Healthcare resource allocation: The problem of new technologies
Increasing moral philosophical attention is being devoted to conflicts between present and future generations in the allocation of important resources. In an excellent analysis of one such conflict in the context of emerging medical technologies, Stephen Holland and Tony Hope (see page 366) explore the conflicting interests of present and future patient populations when it comes to expanding the evidence base for resource allocation decisions. Between the binary choice of approving or rejecting a new medical technology lies a third class of allocation decision in which access is made contingent on the gathering of additional empirical data regarding the clinical efficacy and cost-effectiveness of the technology under consideration. This third avenue offers a way of securing the present benefits of a prospective technology while at the same time managing risk and improving future allocation decisions. The authors provide a helpful typology and ethical analysis of such decisions, focusing on the ethical conflict between future populations who stand to benefit from additional evidence gathering on the one hand, and the lost opportunity costs imposed on present populations by evidence-conditional allocation decisions on the other.
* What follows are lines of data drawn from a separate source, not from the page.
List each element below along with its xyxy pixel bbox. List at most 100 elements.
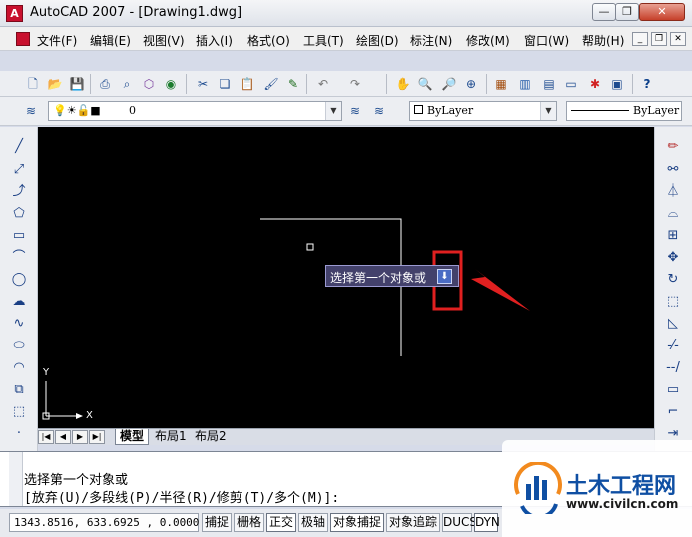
array-icon[interactable]: ⊞ [663,226,683,246]
stretch-icon[interactable]: ◺ [663,314,683,334]
menu-format[interactable]: 格式(O) [247,32,290,49]
menu-dimension[interactable]: 标注(N) [410,32,452,49]
redo-icon[interactable]: ↷ [346,75,364,93]
pan-icon[interactable]: ✋ [394,75,412,93]
document-icon[interactable] [16,32,30,46]
offset-icon[interactable]: ⌓ [663,204,683,224]
tab-layout2[interactable]: 布局2 [191,429,231,445]
erase-icon[interactable]: ✏ [663,137,683,157]
open-icon[interactable]: 📂 [46,75,64,93]
spline-icon[interactable]: ∿ [9,314,29,334]
polygon-icon[interactable]: ⬠ [9,204,29,224]
markup-icon[interactable]: ✱ [586,75,604,93]
sheet-set-icon[interactable]: ▭ [562,75,580,93]
drawn-line[interactable] [260,218,402,356]
revision-cloud-icon[interactable]: ☁ [9,292,29,312]
plot-icon[interactable]: ◉ [162,75,180,93]
color-select[interactable]: ByLayer ▼ [409,101,557,121]
menu-insert[interactable]: 插入(I) [196,32,233,49]
ellipse-arc-icon[interactable]: ◠ [9,358,29,378]
join-icon[interactable]: ⌐ [663,402,683,422]
make-block-icon[interactable]: ⬚ [9,402,29,422]
paste-icon[interactable]: 📋 [238,75,256,93]
grid-toggle[interactable]: 栅格 [234,513,264,532]
restore-icon[interactable]: ❐ [651,32,667,46]
properties-icon[interactable]: ▦ [492,75,510,93]
last-tab-icon[interactable]: ▶| [89,430,105,444]
polyline-icon[interactable]: ⤴ [9,182,29,202]
menu-view[interactable]: 视图(V) [143,32,185,49]
prev-tab-icon[interactable]: ◀ [55,430,71,444]
help-icon[interactable]: ? [638,75,656,93]
menu-window[interactable]: 窗口(W) [524,32,569,49]
scale-icon[interactable]: ⬚ [663,292,683,312]
layer-select[interactable]: 💡☀🔓■ 0 ▼ [48,101,342,121]
copy-object-icon[interactable]: ⚯ [663,160,683,180]
close-icon[interactable]: ✕ [639,3,685,21]
point-icon[interactable]: · [9,424,29,444]
restore-icon[interactable]: ❐ [615,3,639,21]
extend-icon[interactable]: --/ [663,358,683,378]
menu-draw[interactable]: 绘图(D) [356,32,399,49]
layer-previous-icon[interactable]: ≋ [370,102,388,120]
arc-icon[interactable]: ⌒ [9,248,29,268]
layer-manager-icon[interactable]: ≋ [22,102,40,120]
menu-modify[interactable]: 修改(M) [466,32,510,49]
polar-toggle[interactable]: 极轴 [298,513,328,532]
minimize-icon[interactable]: — [592,3,616,21]
copy-icon[interactable]: ❏ [216,75,234,93]
circle-icon[interactable]: ◯ [9,270,29,290]
tab-layout1[interactable]: 布局1 [151,429,191,445]
osnap-toggle[interactable]: 对象捕捉 [330,513,384,532]
insert-block-icon[interactable]: ⧉ [9,380,29,400]
autocad-logo-icon[interactable]: A [6,5,23,22]
print-icon[interactable]: ⎙ [96,75,114,93]
first-tab-icon[interactable]: |◀ [38,430,54,444]
undo-icon[interactable]: ↶ [314,75,332,93]
dyn-toggle[interactable]: DYN [474,513,500,532]
print-preview-icon[interactable]: ⌕ [118,75,136,93]
command-prompt[interactable]: [放弃(U)/多段线(P)/半径(R)/修剪(T)/多个(M)]: [24,487,339,506]
chevron-down-icon[interactable]: ▼ [540,102,556,120]
cut-icon[interactable]: ✂ [194,75,212,93]
break-icon[interactable]: ▭ [663,380,683,400]
line-icon[interactable]: ╱ [9,137,29,157]
download-arrow-icon[interactable]: ⬇ [437,269,452,284]
ducs-toggle[interactable]: DUCS [442,513,477,532]
menu-help[interactable]: 帮助(H) [582,32,624,49]
tool-palettes-icon[interactable]: ▤ [540,75,558,93]
menu-file[interactable]: 文件(F) [37,32,77,49]
close-icon[interactable]: ✕ [670,32,686,46]
calculator-icon[interactable]: ▣ [608,75,626,93]
trim-icon[interactable]: -⁄- [663,336,683,356]
publish-icon[interactable]: ⬡ [140,75,158,93]
save-icon[interactable]: 💾 [68,75,86,93]
rotate-icon[interactable]: ↻ [663,270,683,290]
zoom-previous-icon[interactable]: ⊕ [462,75,480,93]
minimize-icon[interactable]: _ [632,32,648,46]
drawing-canvas[interactable]: Y X 选择第一个对象或 ⬇ [38,127,654,428]
menu-tools[interactable]: 工具(T) [303,32,344,49]
construction-line-icon[interactable]: ⤢ [9,160,29,180]
chevron-down-icon[interactable]: ▼ [325,102,341,120]
zoom-window-icon[interactable]: 🔎 [440,75,458,93]
next-tab-icon[interactable]: ▶ [72,430,88,444]
tab-model[interactable]: 模型 [115,429,150,445]
zoom-realtime-icon[interactable]: 🔍 [416,75,434,93]
rectangle-icon[interactable]: ▭ [9,226,29,246]
new-icon[interactable]: 🗋 [24,75,42,93]
ortho-toggle[interactable]: 正交 [266,513,296,532]
make-current-icon[interactable]: ≋ [346,102,364,120]
block-editor-icon[interactable]: ✎ [284,75,302,93]
ellipse-icon[interactable]: ⬭ [9,336,29,356]
otrack-toggle[interactable]: 对象追踪 [386,513,440,532]
mirror-icon[interactable]: ⏃ [663,182,683,202]
coordinate-readout[interactable]: 1343.8516, 633.6925 , 0.0000 [9,513,199,532]
snap-toggle[interactable]: 捕捉 [202,513,232,532]
match-properties-icon[interactable]: 🖌 [262,75,280,93]
linetype-select[interactable]: ByLayer [566,101,682,121]
move-icon[interactable]: ✥ [663,248,683,268]
design-center-icon[interactable]: ▥ [516,75,534,93]
command-scrollbar[interactable] [9,452,23,506]
menu-edit[interactable]: 编辑(E) [90,32,131,49]
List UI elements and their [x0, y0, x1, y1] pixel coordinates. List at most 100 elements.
They conclude that even if the weight of future people should be discounted as compared to presently existing people, we cannot justify affording future people no weight at all in the decision calculus. Astutely, they point out that allocation deciders implicitly give moral consideration to the interests of future people when they require a reasonably high standard of evidence—rather than merely a better chance than not—that an intervention will be cost-effective. Granting access to new technologies conditioned on evidence development reflects the deep moral intuition, unfazed by the philosophical ‘non-existence problem’, that the interests of future people count.